Comment expliquer que des ingénieurs, parmi les meilleurs de la planète, se soient contentés d’un mur de sécurité de moins de sept mètres de hauteur contre les tsunamis, dans une des régions les plus exposées aux risques sismiques de la planète ? Avait-on oublié les vagues de plus de vingt mètres des tsunamis précédents ? » 
« Comme pour n’importe quel projet de ce type, la question de la sécurité a sans doute été discutée au moment de l’évaluation des devis pour la construction des centrales. On l’évalue en termes de probabilité d’un accident. Il n’existe pas de risque zéro. Mais en pratique, comment prend-on la décision ? C’est là qu’intervient le conflit entre la sécurité et le profit. Ici on a favorisé le profit. On a joué et on a perdu, en livrant des dizaines de millions de personnes aux aléas des mouvements géologiques et des vents "

De telles erreurs sont possibles et de tels malheurs arrivent dans bien d’autres contextes. La différence, c’est que ces accidents n’ont pas nécessairement une incidence planétaire. Ils ne mettent pas en danger la vie de milliers de personnes. Ce conflit entre la sécurité et le profit est pour moi une des raisons pour laquelle je pense que le nucléaire est une activité trop dangereuse pour être confiée aux « humains trop humains » (pour reprendre l’expression de Nietzsche).

"On ne laisse pas les enfants jouer avec les allumettesHubert Reeves

Three Mile Island - Tchernobyl - Fukushima.
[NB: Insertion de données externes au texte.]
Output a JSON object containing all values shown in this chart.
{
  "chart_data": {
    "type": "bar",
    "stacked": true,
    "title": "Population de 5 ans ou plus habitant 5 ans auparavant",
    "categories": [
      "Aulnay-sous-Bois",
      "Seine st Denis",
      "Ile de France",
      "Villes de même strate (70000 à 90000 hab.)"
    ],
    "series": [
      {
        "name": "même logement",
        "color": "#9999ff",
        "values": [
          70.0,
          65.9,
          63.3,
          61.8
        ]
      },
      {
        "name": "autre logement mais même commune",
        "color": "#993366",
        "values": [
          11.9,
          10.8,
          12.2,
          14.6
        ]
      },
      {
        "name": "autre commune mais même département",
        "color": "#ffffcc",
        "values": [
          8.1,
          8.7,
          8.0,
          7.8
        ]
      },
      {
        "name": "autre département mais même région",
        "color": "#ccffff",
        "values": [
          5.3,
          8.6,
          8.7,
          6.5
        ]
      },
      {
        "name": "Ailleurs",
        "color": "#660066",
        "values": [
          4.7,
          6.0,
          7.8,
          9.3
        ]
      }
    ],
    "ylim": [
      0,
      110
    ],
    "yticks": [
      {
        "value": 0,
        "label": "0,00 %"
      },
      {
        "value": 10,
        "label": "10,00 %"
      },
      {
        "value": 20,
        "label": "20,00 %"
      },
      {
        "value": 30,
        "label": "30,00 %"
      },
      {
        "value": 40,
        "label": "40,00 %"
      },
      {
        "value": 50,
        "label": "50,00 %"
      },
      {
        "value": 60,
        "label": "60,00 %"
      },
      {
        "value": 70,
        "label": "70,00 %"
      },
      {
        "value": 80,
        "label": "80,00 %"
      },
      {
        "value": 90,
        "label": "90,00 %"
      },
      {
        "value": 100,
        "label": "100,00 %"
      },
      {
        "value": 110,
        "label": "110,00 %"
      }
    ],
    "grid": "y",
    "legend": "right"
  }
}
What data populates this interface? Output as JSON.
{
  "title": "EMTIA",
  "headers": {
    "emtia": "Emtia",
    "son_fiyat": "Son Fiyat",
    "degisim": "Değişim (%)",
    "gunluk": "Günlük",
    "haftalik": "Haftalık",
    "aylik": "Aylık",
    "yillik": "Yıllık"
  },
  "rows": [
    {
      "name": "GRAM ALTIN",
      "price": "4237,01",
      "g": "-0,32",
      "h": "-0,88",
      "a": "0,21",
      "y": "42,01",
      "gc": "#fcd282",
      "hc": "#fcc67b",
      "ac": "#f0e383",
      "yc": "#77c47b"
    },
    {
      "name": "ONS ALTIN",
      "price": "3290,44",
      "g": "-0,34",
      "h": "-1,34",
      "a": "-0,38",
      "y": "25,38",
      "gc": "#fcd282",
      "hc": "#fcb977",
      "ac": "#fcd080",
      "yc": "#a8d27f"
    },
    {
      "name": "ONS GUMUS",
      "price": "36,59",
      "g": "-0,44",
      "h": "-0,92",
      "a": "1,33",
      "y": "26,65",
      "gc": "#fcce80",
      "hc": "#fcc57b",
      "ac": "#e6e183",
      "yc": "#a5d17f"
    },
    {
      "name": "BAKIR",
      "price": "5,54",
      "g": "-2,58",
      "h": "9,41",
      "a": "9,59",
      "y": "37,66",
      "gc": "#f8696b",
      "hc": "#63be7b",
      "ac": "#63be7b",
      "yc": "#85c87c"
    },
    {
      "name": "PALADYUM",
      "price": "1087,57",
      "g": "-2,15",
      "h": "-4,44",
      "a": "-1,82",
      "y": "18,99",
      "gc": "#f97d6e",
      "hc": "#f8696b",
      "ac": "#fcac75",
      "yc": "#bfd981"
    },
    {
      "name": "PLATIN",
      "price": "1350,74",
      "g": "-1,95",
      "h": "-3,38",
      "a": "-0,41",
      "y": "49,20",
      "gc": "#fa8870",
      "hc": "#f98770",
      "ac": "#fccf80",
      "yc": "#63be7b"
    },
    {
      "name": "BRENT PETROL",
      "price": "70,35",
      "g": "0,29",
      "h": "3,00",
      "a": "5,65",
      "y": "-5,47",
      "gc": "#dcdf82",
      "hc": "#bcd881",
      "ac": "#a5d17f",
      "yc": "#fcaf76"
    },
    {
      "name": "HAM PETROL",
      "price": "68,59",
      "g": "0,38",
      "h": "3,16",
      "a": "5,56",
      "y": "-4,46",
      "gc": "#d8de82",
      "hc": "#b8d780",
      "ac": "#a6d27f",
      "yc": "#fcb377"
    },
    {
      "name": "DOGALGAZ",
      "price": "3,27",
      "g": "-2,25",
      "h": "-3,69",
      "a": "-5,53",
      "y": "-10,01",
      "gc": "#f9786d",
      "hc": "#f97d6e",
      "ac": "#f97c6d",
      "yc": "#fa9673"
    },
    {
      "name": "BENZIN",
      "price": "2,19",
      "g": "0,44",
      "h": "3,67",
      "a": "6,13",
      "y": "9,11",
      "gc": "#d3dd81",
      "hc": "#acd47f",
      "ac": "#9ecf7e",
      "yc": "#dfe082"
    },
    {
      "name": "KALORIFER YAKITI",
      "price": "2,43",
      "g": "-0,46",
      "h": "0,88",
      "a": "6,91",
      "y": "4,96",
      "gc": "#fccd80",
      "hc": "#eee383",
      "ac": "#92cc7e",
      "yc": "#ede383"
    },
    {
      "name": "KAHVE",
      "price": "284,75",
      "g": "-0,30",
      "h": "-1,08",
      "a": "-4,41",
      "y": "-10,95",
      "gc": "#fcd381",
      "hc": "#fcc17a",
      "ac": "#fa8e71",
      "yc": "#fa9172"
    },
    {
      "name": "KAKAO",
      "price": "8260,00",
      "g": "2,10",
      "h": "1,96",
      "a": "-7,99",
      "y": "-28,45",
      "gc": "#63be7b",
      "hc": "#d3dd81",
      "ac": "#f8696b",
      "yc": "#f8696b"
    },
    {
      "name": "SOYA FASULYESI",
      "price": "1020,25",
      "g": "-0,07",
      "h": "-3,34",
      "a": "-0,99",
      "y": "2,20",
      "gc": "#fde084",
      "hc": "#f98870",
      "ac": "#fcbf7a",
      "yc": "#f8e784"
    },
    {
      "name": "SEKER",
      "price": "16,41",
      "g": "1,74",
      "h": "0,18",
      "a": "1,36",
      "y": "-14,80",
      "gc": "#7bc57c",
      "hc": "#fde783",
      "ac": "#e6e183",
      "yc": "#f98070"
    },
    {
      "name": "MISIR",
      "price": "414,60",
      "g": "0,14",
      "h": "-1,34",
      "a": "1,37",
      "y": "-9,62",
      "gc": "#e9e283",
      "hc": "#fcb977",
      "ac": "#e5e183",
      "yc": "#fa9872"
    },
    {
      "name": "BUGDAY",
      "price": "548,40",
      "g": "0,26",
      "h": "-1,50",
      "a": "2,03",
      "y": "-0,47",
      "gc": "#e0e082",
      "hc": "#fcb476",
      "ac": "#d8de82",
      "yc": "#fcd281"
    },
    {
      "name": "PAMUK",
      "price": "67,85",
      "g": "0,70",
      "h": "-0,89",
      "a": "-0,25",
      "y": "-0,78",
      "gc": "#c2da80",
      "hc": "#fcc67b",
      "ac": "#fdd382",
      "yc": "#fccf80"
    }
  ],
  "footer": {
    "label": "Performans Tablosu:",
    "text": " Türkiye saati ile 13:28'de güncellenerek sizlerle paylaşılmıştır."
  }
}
La trilogie d'un enfer. 
Three Mile Island - Fukushima. 30 ans après et cette terrible conviction. Malgré toutes les mise en garde. Malgré les redites de l'Histoire et l'amplification des désastres (car la voie est déjà tracée. On nous explique déjà que Fukushima n'est "pas comparable à Tchernobyl". A ceci près que cette catastrophe vient après et en plus de celle de Tchernobyl). Malgré l'éveil de la conscience humaniste de scientifiques avisés. Malgré la souffrance des victimes (actuelles et futures). Malgré la voix des peuples (voir l'Allemagne aujourd'hui). Malgré le profond émoi de quasiment toutes les nations.
Le destin du monde est entre les mains d'apprentis sorciers qu'on laisse jouer avec des allumettes parce qu'il serait trop difficile et trop compromettant d'admettre que l'on s'est trompé et que l'on doit explorer de toute urgence et à très grande échelle des politiques énergétiques alternatives au nucléaire. L'orgueil d'une civilisation structurée par la science et la technique qui ne reconnaît pas ses limites en même temps que sa force et sa grandeur. La tentation prométhéenne éternellement rejouée au mépris de la vie des hommes et de la planète que nous avons en partage.

Et une question: Combien de Fukushima faudra-t-il encore pour que l'on cesse de laisser les enfants jouer avec les allumettes?